Holocaust Memorial Day (HMD) is commemorated internationally on 27th January each year. This date was chosen as it is the anniversary of the day in 1945 on which the Soviet Army liberated the largest Nazi concentration camp – Auschwitz-Birkenau.
Each year, the Holocaust Memorial Day Trust urges everyone in the UK to pause and reflect on what can happen when racism, prejudice and exclusionary behaviour are left unchecked. On HMD we take the time to see how the lessons of the past can play a part in our communities today. The theme for HMD 2010 is The Legacy of Hope.
There are various events organised to mark HMD 2010 and one of the most striking is the 6 million + installation at Ripon Cathedral. Local secondary schools, colleges and supporters across the country and Kirklees Museums & Galleries, based in West Yorkshire, collected over 6 million buttons to illustrate the industrial scale of the Holocaust that took place during WWII. The '+' refers to Jewish and non-Jewish individuals who were never counted, as well as people who have died across the world in conflicts and genocides since the Second World War.
My post for HMD 2009 along with some of the pictures I took at Yad Vashem can be found here.
The Archbishop of Canterbury's HMD 2010 statement: The Legacy of Hope.
A Prayer said on the occasion of the 50th anniversary of the death of Anne Frank:
God, you created us all in your own likeness.

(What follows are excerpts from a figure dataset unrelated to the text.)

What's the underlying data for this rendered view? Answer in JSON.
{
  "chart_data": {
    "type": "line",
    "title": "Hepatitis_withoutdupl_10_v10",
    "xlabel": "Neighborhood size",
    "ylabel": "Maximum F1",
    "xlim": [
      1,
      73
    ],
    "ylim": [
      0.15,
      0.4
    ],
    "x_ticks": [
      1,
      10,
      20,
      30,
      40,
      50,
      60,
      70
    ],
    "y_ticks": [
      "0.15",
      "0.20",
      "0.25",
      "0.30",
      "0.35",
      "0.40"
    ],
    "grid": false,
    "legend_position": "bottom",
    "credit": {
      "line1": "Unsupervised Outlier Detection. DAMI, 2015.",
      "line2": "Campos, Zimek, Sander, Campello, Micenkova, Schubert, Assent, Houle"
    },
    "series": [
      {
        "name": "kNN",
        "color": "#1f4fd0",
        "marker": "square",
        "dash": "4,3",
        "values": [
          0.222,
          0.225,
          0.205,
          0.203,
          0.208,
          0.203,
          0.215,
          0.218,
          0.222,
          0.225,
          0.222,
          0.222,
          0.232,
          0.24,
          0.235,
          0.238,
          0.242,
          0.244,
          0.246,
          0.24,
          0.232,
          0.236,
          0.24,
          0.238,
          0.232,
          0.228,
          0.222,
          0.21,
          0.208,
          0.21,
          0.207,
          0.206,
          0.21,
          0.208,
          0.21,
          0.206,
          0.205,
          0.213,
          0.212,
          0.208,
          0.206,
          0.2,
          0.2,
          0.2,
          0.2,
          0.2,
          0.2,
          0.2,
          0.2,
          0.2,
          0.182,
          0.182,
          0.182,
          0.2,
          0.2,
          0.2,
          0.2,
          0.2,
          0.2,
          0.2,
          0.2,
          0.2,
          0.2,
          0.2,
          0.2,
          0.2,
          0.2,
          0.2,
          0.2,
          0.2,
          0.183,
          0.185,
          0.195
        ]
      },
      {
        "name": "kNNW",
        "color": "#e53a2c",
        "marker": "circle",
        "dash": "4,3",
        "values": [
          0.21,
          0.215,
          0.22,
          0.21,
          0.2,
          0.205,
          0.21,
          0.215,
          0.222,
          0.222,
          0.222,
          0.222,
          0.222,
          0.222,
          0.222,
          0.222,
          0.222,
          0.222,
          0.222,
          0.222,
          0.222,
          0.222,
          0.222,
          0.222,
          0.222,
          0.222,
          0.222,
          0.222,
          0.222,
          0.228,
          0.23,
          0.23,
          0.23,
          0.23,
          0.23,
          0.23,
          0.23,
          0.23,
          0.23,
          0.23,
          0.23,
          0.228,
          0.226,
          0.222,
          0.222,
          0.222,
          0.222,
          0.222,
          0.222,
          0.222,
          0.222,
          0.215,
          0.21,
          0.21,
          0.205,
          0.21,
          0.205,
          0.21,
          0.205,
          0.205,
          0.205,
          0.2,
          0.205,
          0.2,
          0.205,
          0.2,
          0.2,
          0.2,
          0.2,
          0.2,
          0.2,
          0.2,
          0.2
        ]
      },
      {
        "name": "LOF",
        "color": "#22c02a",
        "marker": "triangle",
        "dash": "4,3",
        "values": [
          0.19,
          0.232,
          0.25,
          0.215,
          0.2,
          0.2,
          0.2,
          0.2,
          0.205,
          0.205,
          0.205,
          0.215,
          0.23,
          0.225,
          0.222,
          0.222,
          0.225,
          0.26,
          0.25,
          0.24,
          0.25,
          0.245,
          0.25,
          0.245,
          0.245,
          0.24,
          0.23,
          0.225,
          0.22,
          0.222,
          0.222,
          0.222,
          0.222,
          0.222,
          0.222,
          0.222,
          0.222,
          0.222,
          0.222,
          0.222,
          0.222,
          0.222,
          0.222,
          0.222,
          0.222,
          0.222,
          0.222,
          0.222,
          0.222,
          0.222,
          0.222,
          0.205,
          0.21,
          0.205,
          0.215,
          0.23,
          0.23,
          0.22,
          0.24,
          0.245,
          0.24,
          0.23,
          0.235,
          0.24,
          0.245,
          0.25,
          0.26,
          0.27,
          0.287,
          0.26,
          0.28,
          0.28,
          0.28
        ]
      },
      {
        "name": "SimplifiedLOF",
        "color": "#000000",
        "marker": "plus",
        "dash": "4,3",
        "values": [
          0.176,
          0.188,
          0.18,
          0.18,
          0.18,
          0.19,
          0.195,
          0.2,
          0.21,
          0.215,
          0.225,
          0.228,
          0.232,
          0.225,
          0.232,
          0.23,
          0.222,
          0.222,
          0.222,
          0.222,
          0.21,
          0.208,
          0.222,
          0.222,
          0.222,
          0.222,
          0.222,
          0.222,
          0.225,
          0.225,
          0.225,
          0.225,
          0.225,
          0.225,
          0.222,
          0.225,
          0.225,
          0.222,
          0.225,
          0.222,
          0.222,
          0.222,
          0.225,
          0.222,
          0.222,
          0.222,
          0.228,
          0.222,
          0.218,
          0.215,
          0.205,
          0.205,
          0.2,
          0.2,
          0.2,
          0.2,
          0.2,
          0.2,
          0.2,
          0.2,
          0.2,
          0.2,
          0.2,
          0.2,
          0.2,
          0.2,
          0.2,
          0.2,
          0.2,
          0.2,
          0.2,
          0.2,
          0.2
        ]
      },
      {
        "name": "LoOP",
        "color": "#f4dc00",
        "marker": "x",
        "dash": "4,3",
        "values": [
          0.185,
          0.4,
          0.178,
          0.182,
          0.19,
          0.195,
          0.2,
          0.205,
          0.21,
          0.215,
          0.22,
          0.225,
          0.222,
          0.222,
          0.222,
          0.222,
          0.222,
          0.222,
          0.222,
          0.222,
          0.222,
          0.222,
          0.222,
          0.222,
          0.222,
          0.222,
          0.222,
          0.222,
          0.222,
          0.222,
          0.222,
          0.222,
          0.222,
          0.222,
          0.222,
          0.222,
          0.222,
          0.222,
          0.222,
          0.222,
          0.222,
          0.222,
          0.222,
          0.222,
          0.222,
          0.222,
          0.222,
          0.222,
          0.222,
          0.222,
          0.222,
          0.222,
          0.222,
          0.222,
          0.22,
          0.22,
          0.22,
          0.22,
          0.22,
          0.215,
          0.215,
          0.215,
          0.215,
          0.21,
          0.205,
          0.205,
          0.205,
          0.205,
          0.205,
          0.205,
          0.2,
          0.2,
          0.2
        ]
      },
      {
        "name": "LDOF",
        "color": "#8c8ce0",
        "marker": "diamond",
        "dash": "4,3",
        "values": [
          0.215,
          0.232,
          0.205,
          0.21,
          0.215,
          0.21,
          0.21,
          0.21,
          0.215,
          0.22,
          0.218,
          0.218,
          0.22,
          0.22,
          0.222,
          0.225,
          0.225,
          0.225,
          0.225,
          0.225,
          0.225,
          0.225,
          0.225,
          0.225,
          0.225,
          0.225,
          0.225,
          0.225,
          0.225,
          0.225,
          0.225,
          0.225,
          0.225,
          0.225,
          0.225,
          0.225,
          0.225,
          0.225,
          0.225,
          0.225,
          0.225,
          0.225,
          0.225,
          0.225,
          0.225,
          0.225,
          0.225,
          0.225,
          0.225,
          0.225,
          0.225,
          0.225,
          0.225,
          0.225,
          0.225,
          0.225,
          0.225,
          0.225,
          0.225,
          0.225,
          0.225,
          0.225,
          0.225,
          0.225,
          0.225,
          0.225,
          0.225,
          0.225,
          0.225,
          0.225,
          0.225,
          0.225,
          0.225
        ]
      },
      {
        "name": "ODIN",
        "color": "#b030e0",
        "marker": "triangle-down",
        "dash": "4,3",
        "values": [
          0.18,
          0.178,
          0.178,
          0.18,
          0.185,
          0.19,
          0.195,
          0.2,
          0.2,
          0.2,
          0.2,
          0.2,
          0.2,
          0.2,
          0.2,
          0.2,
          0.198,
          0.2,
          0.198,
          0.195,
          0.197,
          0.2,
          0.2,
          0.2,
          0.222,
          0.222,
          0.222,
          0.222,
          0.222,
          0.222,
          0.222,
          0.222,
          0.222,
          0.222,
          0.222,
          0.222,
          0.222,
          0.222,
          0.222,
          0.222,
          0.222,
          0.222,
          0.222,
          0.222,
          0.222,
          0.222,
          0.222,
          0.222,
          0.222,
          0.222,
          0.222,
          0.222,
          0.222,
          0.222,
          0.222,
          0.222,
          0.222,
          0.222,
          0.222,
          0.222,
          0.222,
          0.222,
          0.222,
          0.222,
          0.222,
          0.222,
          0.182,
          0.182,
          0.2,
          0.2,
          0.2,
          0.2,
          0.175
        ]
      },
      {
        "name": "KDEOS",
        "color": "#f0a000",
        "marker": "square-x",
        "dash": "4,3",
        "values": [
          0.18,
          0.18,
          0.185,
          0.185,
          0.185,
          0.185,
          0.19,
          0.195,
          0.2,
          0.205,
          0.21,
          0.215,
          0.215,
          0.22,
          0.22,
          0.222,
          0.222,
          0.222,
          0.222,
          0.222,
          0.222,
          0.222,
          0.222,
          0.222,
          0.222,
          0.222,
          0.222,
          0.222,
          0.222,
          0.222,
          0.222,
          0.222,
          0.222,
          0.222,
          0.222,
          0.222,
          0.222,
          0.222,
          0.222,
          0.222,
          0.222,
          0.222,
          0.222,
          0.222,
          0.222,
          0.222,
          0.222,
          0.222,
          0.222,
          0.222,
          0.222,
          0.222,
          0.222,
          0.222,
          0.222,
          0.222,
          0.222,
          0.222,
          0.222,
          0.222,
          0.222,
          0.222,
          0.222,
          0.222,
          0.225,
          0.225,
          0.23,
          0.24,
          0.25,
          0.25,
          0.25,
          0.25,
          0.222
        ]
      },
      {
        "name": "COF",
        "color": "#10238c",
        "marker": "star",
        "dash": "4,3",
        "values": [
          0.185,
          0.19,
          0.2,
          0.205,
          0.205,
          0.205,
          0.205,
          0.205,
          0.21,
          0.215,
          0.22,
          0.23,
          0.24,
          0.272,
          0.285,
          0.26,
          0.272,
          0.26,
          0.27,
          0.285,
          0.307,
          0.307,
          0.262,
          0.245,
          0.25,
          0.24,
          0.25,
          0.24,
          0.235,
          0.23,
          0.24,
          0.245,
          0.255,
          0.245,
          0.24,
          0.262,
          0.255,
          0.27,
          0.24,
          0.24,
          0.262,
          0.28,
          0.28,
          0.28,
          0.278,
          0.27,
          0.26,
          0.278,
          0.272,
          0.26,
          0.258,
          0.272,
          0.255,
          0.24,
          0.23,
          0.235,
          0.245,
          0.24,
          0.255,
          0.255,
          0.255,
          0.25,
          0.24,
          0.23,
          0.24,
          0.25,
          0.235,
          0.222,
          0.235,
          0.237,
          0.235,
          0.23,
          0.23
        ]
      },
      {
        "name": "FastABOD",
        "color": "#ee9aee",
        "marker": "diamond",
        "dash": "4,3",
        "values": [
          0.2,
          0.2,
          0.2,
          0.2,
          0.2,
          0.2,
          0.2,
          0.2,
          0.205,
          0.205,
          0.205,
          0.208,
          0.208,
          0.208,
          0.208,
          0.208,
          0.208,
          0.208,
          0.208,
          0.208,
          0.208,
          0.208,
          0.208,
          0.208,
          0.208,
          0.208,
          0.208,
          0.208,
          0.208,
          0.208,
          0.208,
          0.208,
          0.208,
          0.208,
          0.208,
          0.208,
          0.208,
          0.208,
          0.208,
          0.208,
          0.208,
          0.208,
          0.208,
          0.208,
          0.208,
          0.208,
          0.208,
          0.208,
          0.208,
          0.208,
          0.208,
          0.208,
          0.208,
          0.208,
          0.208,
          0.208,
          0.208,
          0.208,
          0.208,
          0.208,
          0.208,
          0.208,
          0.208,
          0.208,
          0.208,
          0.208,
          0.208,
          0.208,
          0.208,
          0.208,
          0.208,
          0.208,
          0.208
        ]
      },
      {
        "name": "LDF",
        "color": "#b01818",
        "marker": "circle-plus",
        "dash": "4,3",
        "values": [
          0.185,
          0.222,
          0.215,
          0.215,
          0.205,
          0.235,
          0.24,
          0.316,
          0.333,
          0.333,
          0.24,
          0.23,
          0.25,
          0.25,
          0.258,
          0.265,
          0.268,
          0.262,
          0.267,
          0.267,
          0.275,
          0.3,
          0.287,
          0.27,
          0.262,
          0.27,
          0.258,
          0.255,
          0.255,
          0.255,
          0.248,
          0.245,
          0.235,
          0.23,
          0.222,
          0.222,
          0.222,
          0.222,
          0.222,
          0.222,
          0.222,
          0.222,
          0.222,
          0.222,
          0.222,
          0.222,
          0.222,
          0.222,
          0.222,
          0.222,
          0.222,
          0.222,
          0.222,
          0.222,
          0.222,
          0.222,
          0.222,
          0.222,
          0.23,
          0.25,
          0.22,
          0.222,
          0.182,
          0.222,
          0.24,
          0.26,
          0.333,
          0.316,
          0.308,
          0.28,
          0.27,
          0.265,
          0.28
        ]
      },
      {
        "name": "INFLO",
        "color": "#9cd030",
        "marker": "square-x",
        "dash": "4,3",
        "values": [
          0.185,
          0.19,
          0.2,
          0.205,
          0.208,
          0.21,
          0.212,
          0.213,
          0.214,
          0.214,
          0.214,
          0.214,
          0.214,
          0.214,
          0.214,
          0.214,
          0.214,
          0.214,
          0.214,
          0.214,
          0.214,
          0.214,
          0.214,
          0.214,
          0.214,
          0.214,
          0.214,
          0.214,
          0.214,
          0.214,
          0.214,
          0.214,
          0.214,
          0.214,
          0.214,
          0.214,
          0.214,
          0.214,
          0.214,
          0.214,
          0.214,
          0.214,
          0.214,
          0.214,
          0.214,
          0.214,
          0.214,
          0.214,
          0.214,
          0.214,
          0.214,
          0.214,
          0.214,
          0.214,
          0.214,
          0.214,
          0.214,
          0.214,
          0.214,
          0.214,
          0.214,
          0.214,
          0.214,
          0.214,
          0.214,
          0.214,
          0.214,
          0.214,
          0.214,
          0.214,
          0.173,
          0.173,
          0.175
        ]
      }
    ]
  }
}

We thank you for the wonderful diversity of races and cultures in your world.
Enrich our lives by ever-widening circles of fellow feeling and understanding;
show us your presence in those most different from us, so that in all our relationships,
both by what we have in common and by things in which we differ,
we may come to know you more fully in your creation;
for you are Father, Son and Holy Spirit for ever. Amen.